La guerre civile d’Espagne aussi appelée guerre d’Espagne débute le 17 juillet 1936 avec le coup d’État orchestré par le général Francisco Franco et termine le 1er avril 1939. Elle oppose les Républicains aux Nationalistes.

Comme toujours dans ce genre de conflit, la guerre civile en Espagne tire ses origines d’un profond malaise au sein de la société. Durant plusieurs décennies, les conflits sociaux, économiques et politiques ont peu à peu sapé le pouvoir du gouvernement.

La Retirada se déroule après la chute de Barcelone et la victoire du général Franco qui provoque en 15 jours un exode sans précédent. Cet exil compte plus de 450 000 républicains des villes et des campagnes Espagnoles. Les Espagnols essayent d’échapper à cette dictature en passant la frontière française.

La France envoie des troupes militaires aux différents points de passage. Les Espagnols sont désarmés, fouillés, identifiés puis envoyés dans des centres d’accueil dispersés le long de la frontière pour être vaccinés et ravitaillés.

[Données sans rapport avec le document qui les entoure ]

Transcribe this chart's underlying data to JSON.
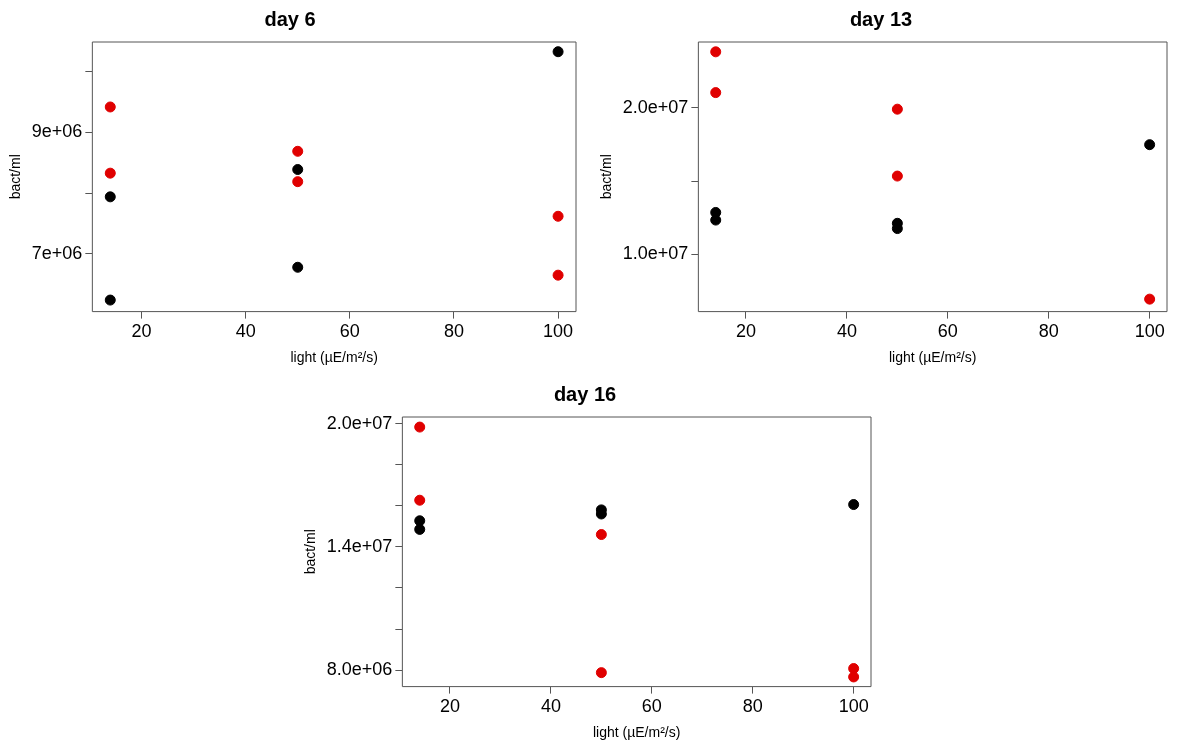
{
  "chart_data": [
    {
      "type": "scatter",
      "title": "day 6",
      "xlabel": "light (µE/m²/s)",
      "ylabel": "bact/ml",
      "xlim": [
        10.56,
        103.44
      ],
      "xticks": [
        20,
        40,
        60,
        80,
        100
      ],
      "ylim": [
        6050000,
        10490000
      ],
      "yticks": [
        {
          "value": 7000000,
          "label": "7e+06"
        },
        {
          "value": 8000000,
          "label": null
        },
        {
          "value": 9000000,
          "label": "9e+06"
        },
        {
          "value": 10000000,
          "label": null
        }
      ],
      "grid": false,
      "legend": false,
      "marker": "circle",
      "series": [
        {
          "color": "#000000",
          "x": [
            14,
            14,
            50,
            50,
            100
          ],
          "values": [
            7940000,
            6240000,
            8390000,
            6780000,
            10330000
          ]
        },
        {
          "color": "#e00000",
          "x": [
            14,
            14,
            50,
            50,
            100,
            100
          ],
          "values": [
            9420000,
            8330000,
            8690000,
            8190000,
            7620000,
            6650000
          ]
        }
      ]
    },
    {
      "type": "scatter",
      "title": "day 13",
      "xlabel": "light (µE/m²/s)",
      "ylabel": "bact/ml",
      "xlim": [
        10.56,
        103.44
      ],
      "xticks": [
        20,
        40,
        60,
        80,
        100
      ],
      "ylim": [
        6100000,
        24480000
      ],
      "yticks": [
        {
          "value": 10000000,
          "label": "1.0e+07"
        },
        {
          "value": 15000000,
          "label": null
        },
        {
          "value": 20000000,
          "label": "2.0e+07"
        }
      ],
      "grid": false,
      "legend": false,
      "marker": "circle",
      "series": [
        {
          "color": "#000000",
          "x": [
            14,
            14,
            50,
            50,
            100
          ],
          "values": [
            12860000,
            12340000,
            12120000,
            11760000,
            17480000
          ]
        },
        {
          "color": "#e00000",
          "x": [
            14,
            14,
            50,
            50,
            100
          ],
          "values": [
            23810000,
            21030000,
            19900000,
            15340000,
            6950000
          ]
        }
      ]
    },
    {
      "type": "scatter",
      "title": "day 16",
      "xlabel": "light (µE/m²/s)",
      "ylabel": "bact/ml",
      "xlim": [
        10.56,
        103.44
      ],
      "xticks": [
        20,
        40,
        60,
        80,
        100
      ],
      "ylim": [
        7200000,
        20320000
      ],
      "yticks": [
        {
          "value": 8000000,
          "label": "8.0e+06"
        },
        {
          "value": 10000000,
          "label": null
        },
        {
          "value": 12000000,
          "label": null
        },
        {
          "value": 14000000,
          "label": "1.4e+07"
        },
        {
          "value": 16000000,
          "label": null
        },
        {
          "value": 18000000,
          "label": null
        },
        {
          "value": 20000000,
          "label": "2.0e+07"
        }
      ],
      "grid": false,
      "legend": false,
      "marker": "circle",
      "series": [
        {
          "color": "#000000",
          "x": [
            14,
            14,
            50,
            50,
            100
          ],
          "values": [
            15270000,
            14850000,
            15800000,
            15600000,
            16060000
          ]
        },
        {
          "color": "#e00000",
          "x": [
            14,
            14,
            50,
            50,
            100,
            100
          ],
          "values": [
            19830000,
            16270000,
            14600000,
            7880000,
            8080000,
            7670000
          ]
        }
      ]
    }
  ]
}
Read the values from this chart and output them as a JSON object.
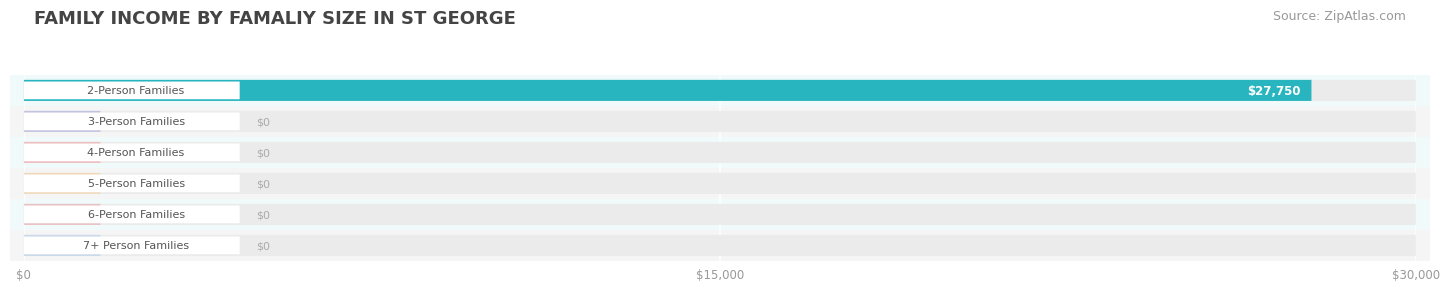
{
  "title": "FAMILY INCOME BY FAMALIY SIZE IN ST GEORGE",
  "source": "Source: ZipAtlas.com",
  "categories": [
    "2-Person Families",
    "3-Person Families",
    "4-Person Families",
    "5-Person Families",
    "6-Person Families",
    "7+ Person Families"
  ],
  "values": [
    27750,
    0,
    0,
    0,
    0,
    0
  ],
  "bar_colors": [
    "#29b5c0",
    "#9b9fd4",
    "#f0909a",
    "#f5c98a",
    "#e89aa0",
    "#a8c8e8"
  ],
  "label_text_colors": [
    "#29b5c0",
    "#8888cc",
    "#e07880",
    "#d4a050",
    "#d07878",
    "#7aaad0"
  ],
  "value_labels": [
    "$27,750",
    "$0",
    "$0",
    "$0",
    "$0",
    "$0"
  ],
  "xlim": [
    0,
    30000
  ],
  "xticks": [
    0,
    15000,
    30000
  ],
  "xticklabels": [
    "$0",
    "$15,000",
    "$30,000"
  ],
  "background_color": "#ffffff",
  "bar_bg_color": "#ebebeb",
  "row_bg_colors": [
    "#f0fafa",
    "#f5f5f5",
    "#f0fafa",
    "#f5f5f5",
    "#f0fafa",
    "#f5f5f5"
  ],
  "title_fontsize": 13,
  "source_fontsize": 9,
  "bar_height": 0.68,
  "figsize": [
    14.06,
    3.05
  ]
}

Ceux qui arrivent à passer la frontière sont mis dans des camps d’internement. Un camp d’internement est une appellation générique qui désigne tout à la fois, des centres de rétention administrative, des camps de réfugiés ou de prisonniers de guerre. Ce sont des camps de concentration au sens propre  : ils sont regroupés par milliers dans des espaces clôturés.

Les premières semaines, il dorment sur le sable ou la terre, sans baraquement pour s’abriter. Sur la plage en permanence, par tous les temps, quelle que soit la température, ils doivent lutter pour pouvoir manger, survivre, il n’y a aucune nourriture. Les décès sont réguliers car il y a un manque d’hygiène et un manque d’eau et de nourriture. Ils sont humiliés.

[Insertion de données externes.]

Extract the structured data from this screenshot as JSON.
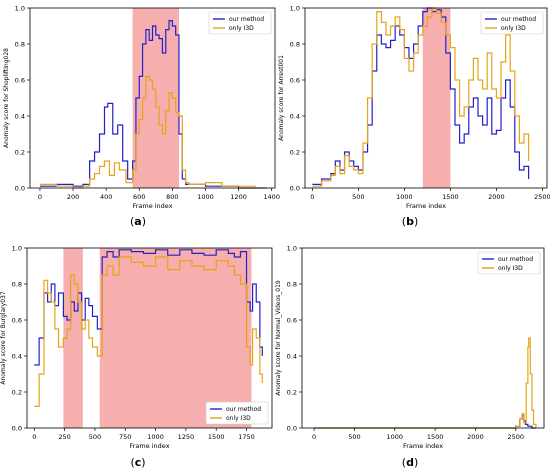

Ils sont incités à retourner chez eux car ils sont considérés comme dangereux. Plus tard près des deux tiers des réfugiés ont quitté la France et sont partis vers d’autres pays ou se sont engagés, pour les plus jeunes, dans la légion étrangère ou les GTE sur sollicitation du gouvernement français. Les G.T.E sont des « groupes de travailleurs étrangers ».

Ce sont des milliers d’espagnols de sexe masculin, âgés de 20 à 48 ans. Ils sont embauchés dans le but de fortifier les frontières et de participer à des travaux publics de grande envergure. Ils restent de la main d’oeuvre pour les Allemands quand ceux-ci occupent le territoire.

Quand la France entre en guerre contre l’Allemagne, les Espagnols sont encore internés dans les camps français. De nombreux Espagnols retournent en terre franquiste en 1940. Certains réfugiés essaient d’émigrer en Amérique latine car ils ne veulent pas retourner en Espagne tant que Franco est au pouvoir.

Ils restent portés par l’espoir de renverser le régime de Franco, avec l’aide des démocraties européennes. Participer à la résistance et défendre les valeurs républicaines pouvait laisser espérer un retour de la France en faveur de cette liberté en Espagne.

LE 16 MARS 1944 AU CANADIER

 

Il y a de nombreux groupes de MOI autour de Belvès comme par exemple à Veyrines-de-Domme au Canadier. On dit d’eux qu’ils sont la brigade motorisée car ils possèdent une voiture traction-avant Citroën et une moto alors que les autres brigades ne se déplaçaient qu’en bicyclettes.

Ils ont plusieurs caches comme « Le canadier » et dans la forêt de la Bessède. Pour communiquer ils utilisaient des radios appelées « biscuits ».

 

Les membres de la MOI étaient cachés depuis trop longtemps dans cette ferme à Veyrine de Dome appelée « Le Canadier ». Le 16mars 1944, cinq des sept membres de la brigade motorisée se font encercler par vingt-neuf hommes de la garde mobile de Bergerac, puissamment armés. Suite à une héroïque et périlleuse défense, quatre des républicains espagnols ne survivent pas en tombant sous les balles des hommes.

 

Seul Raphaël Finkler surnommé Ralph parviendra à sauver sa peau en fuyant et s’enfonçant vers les bois aux alentours de la ferme. Romero Desiderio Platero, un des membres qui fut capturé et emprisonné sera ensuite conduit à Bergerac puis à Limoges où il sera fusillé

Le 12 juin 1944 Paul Frydman fut tué par les troupes d’occupation. En son hommage, Ralph appel son groupe de résistant « Paul Frydman ».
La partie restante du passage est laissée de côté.